Diskusi Publik Arusbawah.co

Pokja 30 Ungkap Celah Pengawasan Probebaya, Desak Transparansi dan Kanal Pengaduan

Kamis, 19 Februari 2026 11:39

DESAK TRANSPARANSI - Koordinator Pokja 30, Buyung Marajo, dalam diskusi publik "Probebaya Tanpa AH, Bisa?" Minggu (15/02/2026). (Arusbawah.co)

“Di Probebaya ini tidak ada pos untuk feedback. Dibuka tidak ruang itu, kalau misal ada temuan, di mana saya harus melapor?” katanya.

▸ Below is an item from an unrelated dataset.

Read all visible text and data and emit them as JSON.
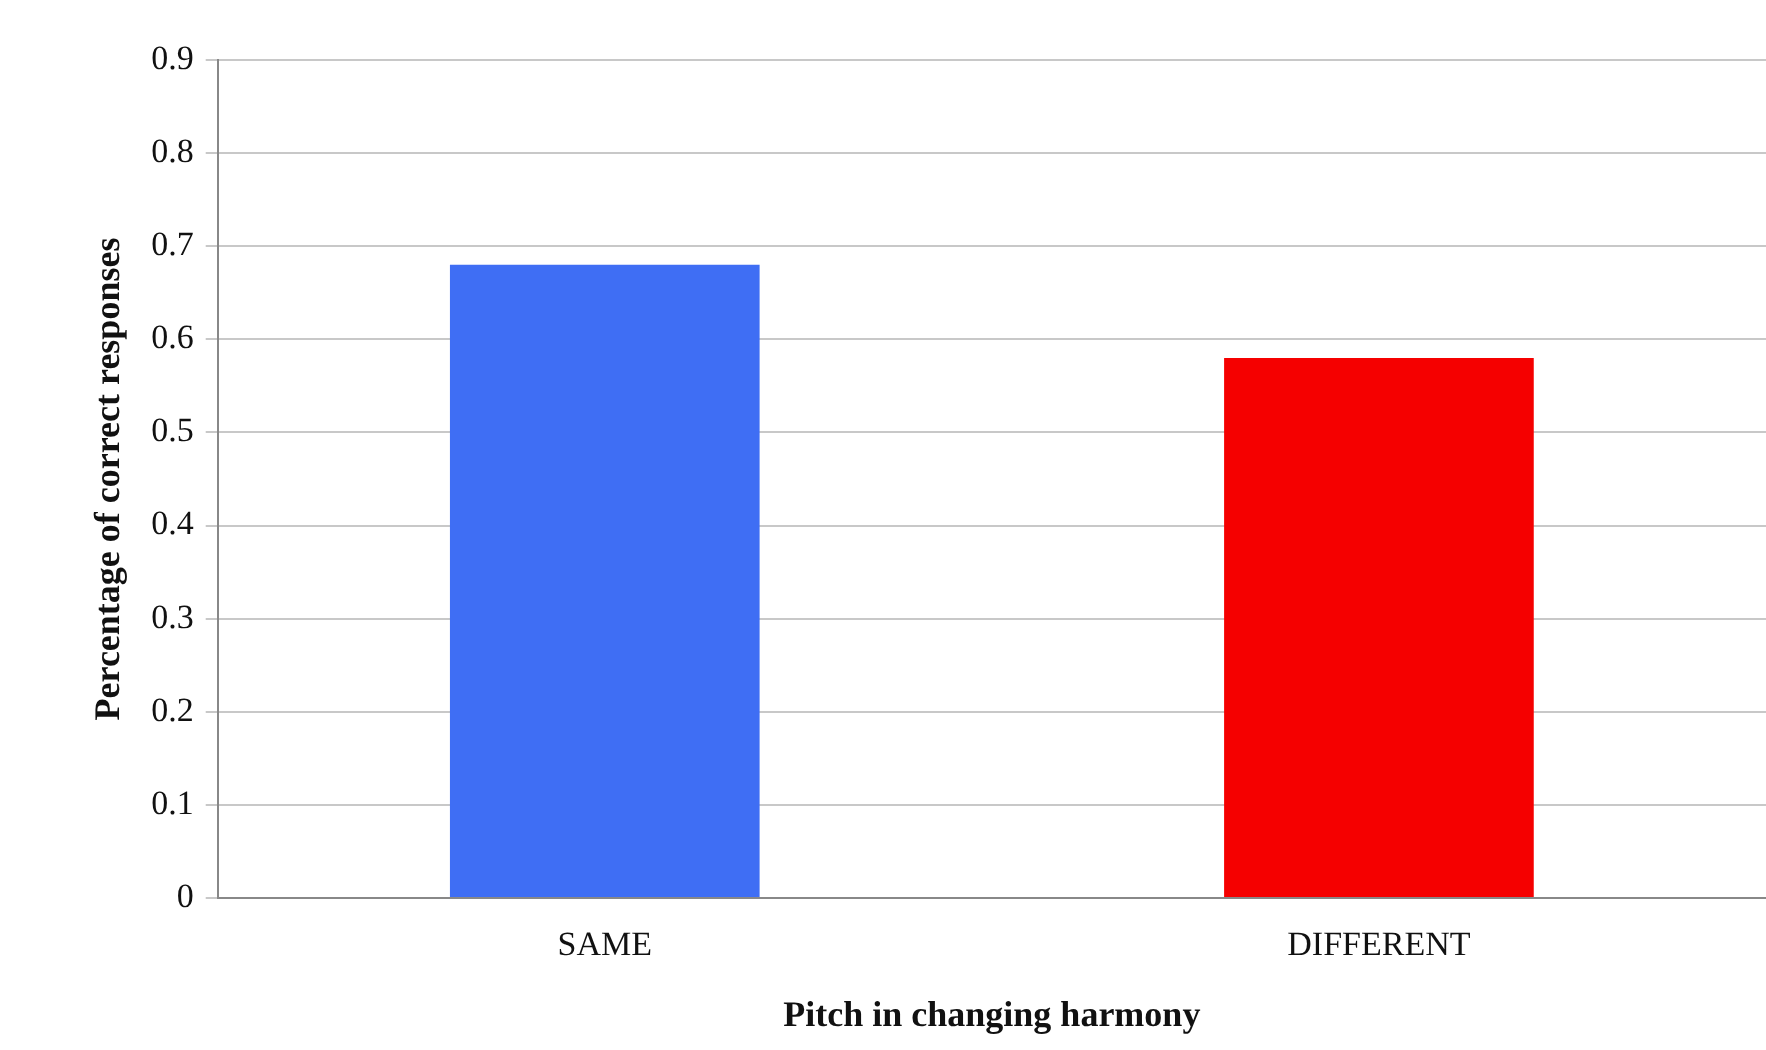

Menurutnya, transparansi yang selama ini diberikan pihak pemerintah baru sebatas jumlah anggaran yang diterima RT.

Seharusnya, transparansi juga mencakup rincian penggunaan anggaran, peruntukannya, hingga bukti transaksi agar dapat diakses dan diawasi publik.

"Tapi sebagai warga negara kalau saya minta detail bagaimana? Misal saya minta, mengelola uang Rp100 juta untuk apa saja, mana bukti transaksinya,” tegasnya.

Buyung mengingatkan, seluruh anggaran yang bersumber dari APBN maupun APBD wajib dipublikasikan sesuai amanat Undang-Undang Nomor 14 Tahun 2008 tentang Keterbukaan Informasi Publik (UU KIP). Ia menilai semakin detail dan terbuka informasi yang disampaikan, maka tingkat kepercayaan publik terhadap program akan semakin tinggi.

“Tadi 60 persen untuk infrastruktur, 40 persen pemberdayaan. Infrastruktur untuk apa saja? Pemberdayaan untuk apa saja? Semakin detail, semakin terbuka, semakin dipercaya,” ujarnya.

Ia juga mengusulkan agar pemerintah membuka kanal pengaduan resmi, baik dalam bentuk posko maupun sistem digital, untuk memastikan setiap laporan masyarakat dapat ditindaklanjuti. Dengan begitu, akan meminimalisir penyalahgunaan anggaran Probebaya.

"Harusnya dibuka ruang partisipasi, entah posko pengaduan atau apa pun namanya. Ini uang rakyat, semua akan diminta pertanggungjawaban."

Ia menilai harus dibuka ruang-ruang partisipasi kepada siapa saja untuk memberi masukan, saran, maupun laporan.

Menurutnya, masih ada pihak yang tidak membuat laporan sebagaimana mestinya.